In the interim, the board argued over whether the applicant’s financial disclosure had been adequate to make a qualified and eligible decision. After the ethics board cleared Giglio to vote, the board in another 3-2 vote in November 2018 determined Calverton Aviation and Technology to be qualified and eligible to buy and develop the site in keeping with the adopted urban renewal plan.
The contract of sale requires the town to subdivide the property into eight lots — three of which, comprising the 1,644 acres, including the site’s two runways, will be transferred to CAT at closing. The contract is contingent on the town filing a final subdivision map with the county clerk within one year of the end of the buyer’s due diligence period. The clock started ticking when CAT gave the town notice to proceed to closing on May 15, 2019.
By that time, the town had already begun the process to obtain the subdivision approval required by its contract with CAT. The town had already filed amended its previous 50-lot subdivision map, which had been pending before the planning board since 2015 but never acted upon.

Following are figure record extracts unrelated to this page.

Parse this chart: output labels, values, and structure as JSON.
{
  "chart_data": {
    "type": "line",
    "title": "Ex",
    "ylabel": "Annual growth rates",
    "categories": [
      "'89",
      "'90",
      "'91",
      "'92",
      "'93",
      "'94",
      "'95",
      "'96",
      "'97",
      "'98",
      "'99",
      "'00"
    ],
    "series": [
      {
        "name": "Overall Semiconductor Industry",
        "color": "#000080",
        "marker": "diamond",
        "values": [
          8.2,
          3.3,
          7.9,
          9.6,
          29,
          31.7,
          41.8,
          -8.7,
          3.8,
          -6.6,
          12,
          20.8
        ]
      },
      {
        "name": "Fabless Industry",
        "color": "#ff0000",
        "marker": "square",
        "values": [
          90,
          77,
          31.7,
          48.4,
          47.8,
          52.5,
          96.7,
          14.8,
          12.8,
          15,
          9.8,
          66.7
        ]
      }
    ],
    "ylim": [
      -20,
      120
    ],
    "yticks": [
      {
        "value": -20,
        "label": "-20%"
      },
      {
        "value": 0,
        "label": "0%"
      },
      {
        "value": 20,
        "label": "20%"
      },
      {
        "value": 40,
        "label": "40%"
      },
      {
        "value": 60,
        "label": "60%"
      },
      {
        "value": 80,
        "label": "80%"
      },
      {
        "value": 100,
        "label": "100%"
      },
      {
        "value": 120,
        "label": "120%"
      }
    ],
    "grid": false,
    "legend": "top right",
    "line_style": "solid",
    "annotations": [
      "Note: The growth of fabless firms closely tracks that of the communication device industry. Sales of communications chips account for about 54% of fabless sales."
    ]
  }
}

The town’s special counsel, Frank Isler, met with the planning board in March to review the revised map. The planning board held a May 2 public hearing on the revised subdivision map. And on June 20, the planning board granted preliminary approval to the eight-lot subdivision. Final approval will come after the town obtains necessary subdivision approvals from the Suffolk County Department of Health Services and the State DEC.
In the Dec. 30 interview, Giglio accused Jens-Smith of unnecessarily delaying the subdivision and keeping board members in the dark about its status. She said she had not seen the town’s applications to the county health department or the State DEC, or any responses from those agencies and said she was unaware where those applications stood.
Giglio said she would like to assume the role of “point person” for the town to shepherd the subdivision application through the process with the county health department and State DEC. She said she is a logical choice because of her business background as a permit expediter.
“I have the experience and I know how to do this,” she said. Giglio said she had already spoken to Aguiar, Councilman Tim Hubbard and incoming Councilman Frank Beyrodt about it and believed it would be discussed at a work session in the new year.
Yesterday, Aguiar acknowledged that the councilwoman had brought it up, but said as far as she is concerned, it was a non-starter.
“I’m going to take the lead on it,” Aguiar said. It’s her responsibility as supervisor, “and the board will be always be kept fully informed,” she said.
“I’m a New York State-licensed real estate agent and I’m fully familiar with land sales and acquisitions,” Aguiar said.
“I have been briefed by Mr. Isler. If we have to move forward, and I anticipate we are, then we have to make sure we protect that land and hopefully utilize the money and give some of it back to the public.”
In addition to the net cash proceeds of the sale, the property in private hands will generate between $3 million and $4 million in real property taxes annually, according to town officials.